Exil épuisé d'Albin Kurti : J'ai dit que je vais le tuer, qu'il soit le dernier politicien à nous baiser.

L'exil, Fatmir Mucholli, qui vit et opère aujourd'hui en Allemagne, a relaté un événement qui s'était produit au Premier ministre Albin Kurti. Il a montré comment Kurt s'était rencontré dans l'État allemand, et comment la même chose selon lui lui lui avait dit qu'il attendait de lui au Kosovo. Il dit [...]
Il a montré comment Kurt s'était rencontré dans l'État allemand, et comment la même chose selon lui lui lui avait dit qu'il attendait de lui au Kosovo. Il dit que même s'il a quitté sa famille pour le rencontrer avec Shpend Ahmeti, cette rencontre n'a pas été possible.
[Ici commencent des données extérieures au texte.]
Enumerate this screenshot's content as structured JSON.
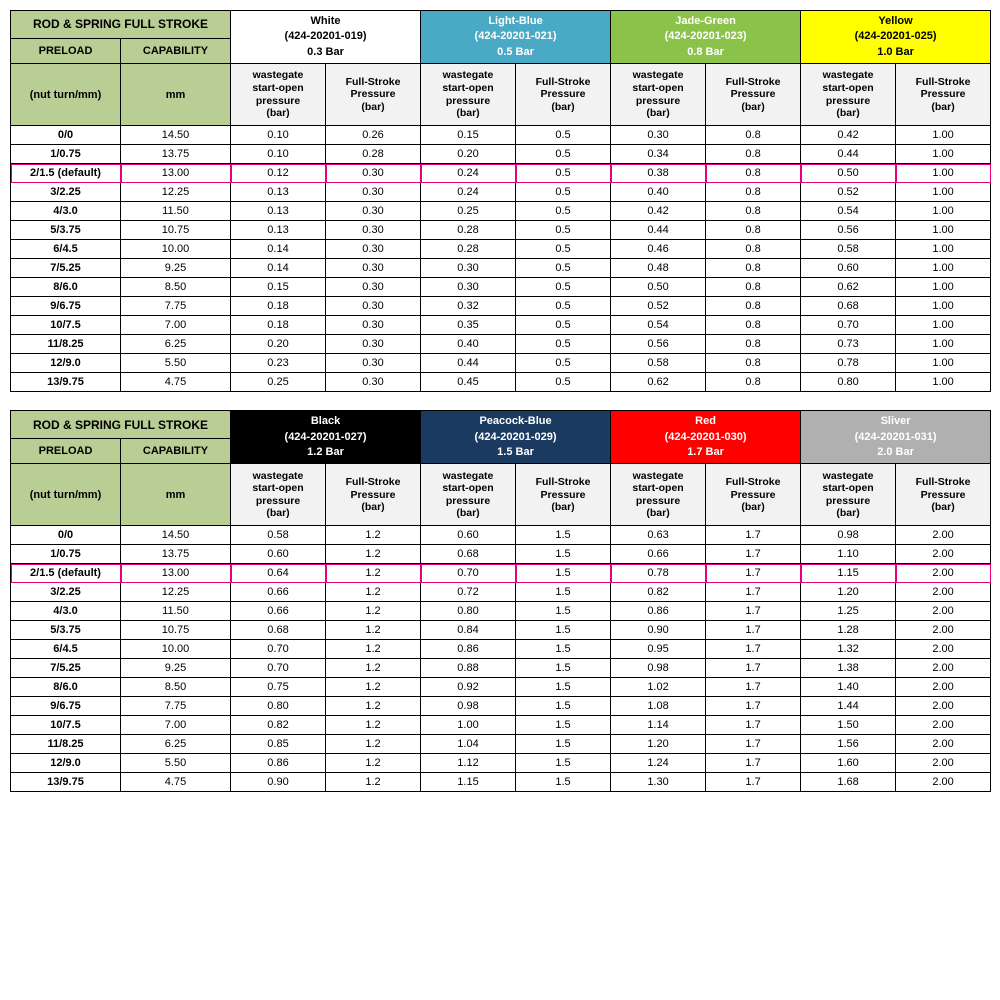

À Hagen, en Allemagne, nous avons parlé à Albin, j'ai dit, regarde, nous voulons faire quelque chose, cette alliance, les Allemands pour faire notre pire ensemble et le plus lointain, dit venir donc aucun problème. Il y a des témoins pour ce travail. Il m'a dit d'attendre. Et Shpend lui aussi. Je suis venu et j'ai laissé ma famille seule. Essayez les talons de Shpendy.“, il a indiqué.
Non pas qu'il ait manqué cette réunion, mais selon l'exil, Kurt l'ignorait mal.
Je suis allé au quartier général de Vetevendosje. Ils ont Visar Ymer dans l'ascenseur, témoin. Je lui ai dit, Albin, donc je l'ai appelé, et je n'ai pas dit, Monsieur ou non, Albin, est-ce que je peux parler de quoi que ce soit, dit que j'ai le temps, lui ai dit comment vous avez eu le temps, m'avez-vous promis en Allemagne, combien de temps, quand il vient à un vote, que je suis énervé aussi, que je lui ai dit par la majorité des votes, qu'il vivait aussi à la main, au fait, par mes enfants, que mes enfants étaient... Dieu est grand“, montre Mucholi.
L'exil en larmes indique qu'il s'était senti très offensé et blessé par cet acte autant qu'il avait décidé de tuer Albin Kurti.
“J'étais tellement excitée, que dois-je faire à cet homme ? Tous les politiciens sont pareils. J'ai dit que je le tuerais. J'ai dit que je ne le laisserai pas partir, et ce sera le dernier politicien à nous tromper, et Dieu est prêt à m'arrêter.“, Muchill a dit.